Vier Jahre nach der WM in Katar, dem kleinen, gasreichen Golfemirat, wird das Turnier eines der Superlative sein: Gespielt wird in 16 Stadien, die teilweise 4000 Kilometer voneinander entfernt liegen, über vier Zeitzonen hinweg. Zwischen dem Eröffnungsspiel am 11. Juni im Aztekenstadion von Mexiko-Stadt und dem Final sechs Wochen später am 19. Juli in New Jersey treten 48 Mannschaften gegeneinander an - 50 Prozent mehr als 2022 -, um die Nachfolge von Argentinien anzutreten.
Um die Dimension des Ereignisses zu verdeutlichen, verspricht FIFA-Präsident Gianni Infantino "104 Super Bowls" und Einnahmen in Höhe von rund elf Milliarden Dollar für den Weltverband.
Der Walliser Funktionär, der sich einer ungewöhnlichen Nähe zum amerikanischen Präsidenten Donald Trump rühmt, schätzte in einem Interview mit dem Sender CNBC die Auswirkungen auf die US-Wirtschaft auf "etwa 30 Milliarden Dollar in den Bereichen Tourismus, Gastronomie, Sicherheit und Investitionen". In den Vereinigten Staaten werden 78 Spiele stattfinden, darunter alle Begegnungen ab den Viertelfinals.
Welchen Einfluss hat Trump?
Über diese schwindelerregenden Zahlen hinaus wird der reibungslose Ablauf des Turniers von der amerikanischen Politik abhängen, die seit Trumps Rückkehr ins Weisse Haus als besonders unberechenbar gilt. Inmitten der Feierlichkeiten zum 250. Jahrestag der Unabhängigkeit der Vereinigten Staaten sieht der Präsident diese Weltmeisterschaft als einen der Höhepunkte seiner zweiten Amtszeit.
Doch seine Zollpolitik, insbesondere gegenüber den Nachbarländern, seine Drohungen, Kanada zum 51. Bundesstaat der USA zu machen, seine Angriffe auf europäische Verbündete oder seine Massnahmen zur Begrenzung der Einwanderung werfen Fragen auf. Auch wenn Boykottaufrufe gegen die WM bislang eher verhalten geblieben sind.
Die am Samstag begonnene Militäraktion der USA und Israels gegen den Iran, einen der qualifizierten Teilnehmer, könnte zudem die Frage aufwerfen, ob die iranische Nationalmannschaft überhaupt auf amerikanischem Boden antreten kann. Sie soll ihre drei Gruppenspiele an der Westküste bestreiten.
Bis vor Kurzem richtete sich die Sorge vor allem auf die migrationsfeindliche Politik des republikanischen Präsidenten, welche die amerikanische Gesellschaft weiter polarisiert, insbesondere auf das harte Vorgehen der Einwanderungsbehörde (ICE). Mitte Januar kündigte Washington im Rahmen des Kampfes gegen illegale Einwanderung an, dass ab dem 21. Januar die Bearbeitung von Einwanderungsvisa für 75 Länder ausgesetzt wird, darunter auch für Staaten, welche für die WM qualifiziert sind (Iran, Haiti, Senegal und die Elfenbeinküste).

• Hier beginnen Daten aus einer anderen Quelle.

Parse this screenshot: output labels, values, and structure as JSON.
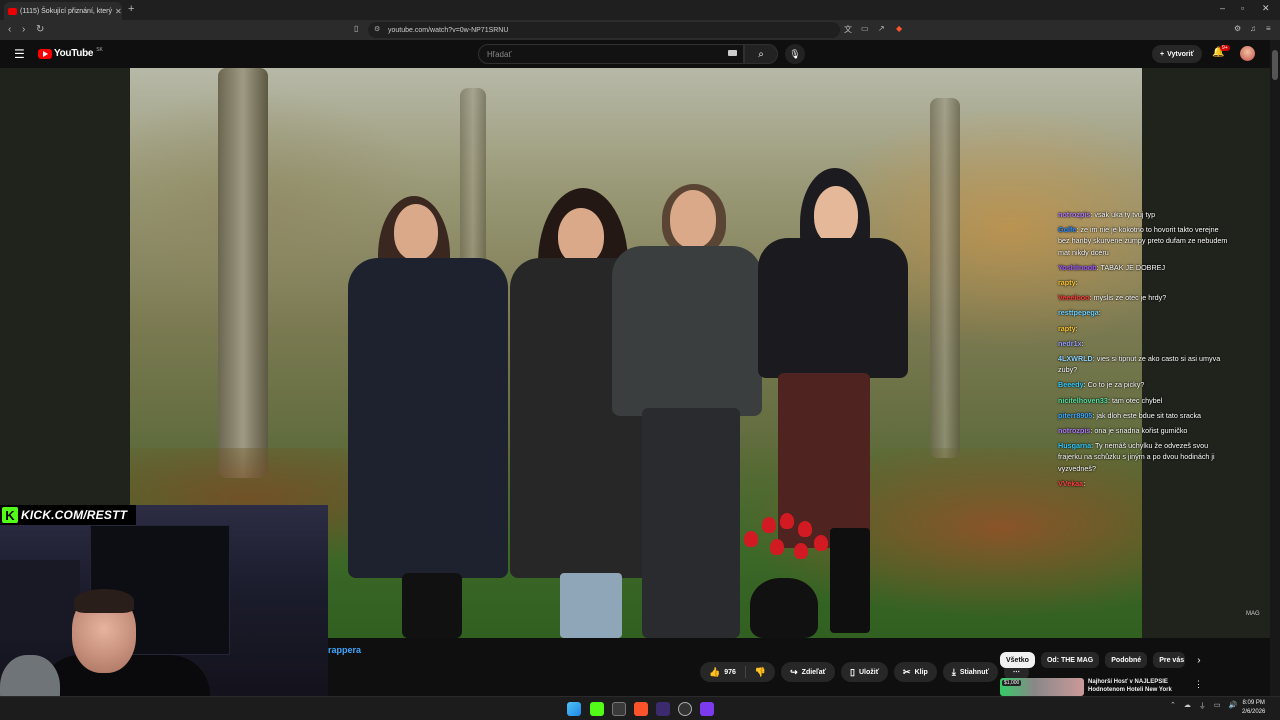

Könnte diese Politik einige ausländische Besucher davon abhalten, die kostspielige Reise in die USA anzutreten? Neben sieben Millionen Zuschauern in den Stadien werden laut Gianni Infantino 20 bis 30 Millionen Touristen erwartet.
Sicherheit in Mexiko?
Zudem stellte sich in Mexiko Mitte Februar erneut die Sicherheitsfrage, nachdem der Anführer eines der grössten mexikanischen Drogenkartelle bei einer Militäroperation getötet worden war. Dies löste eine Welle tödlicher Gewalt in mehreren Regionen des Landes aus, so auch in Guadalajara, wo vier WM-Spiele stattfinden sollen.
Auf Nachfrage der Nachrichtenagentur AFP erklärte Gianni Infantino am Dienstag, er sei "sehr ruhig" hinsichtlich der Austragung der Spiele, und die mexikanische Präsidentin Claudia Sheinbaum versicherte, es bestehe "kein Risiko".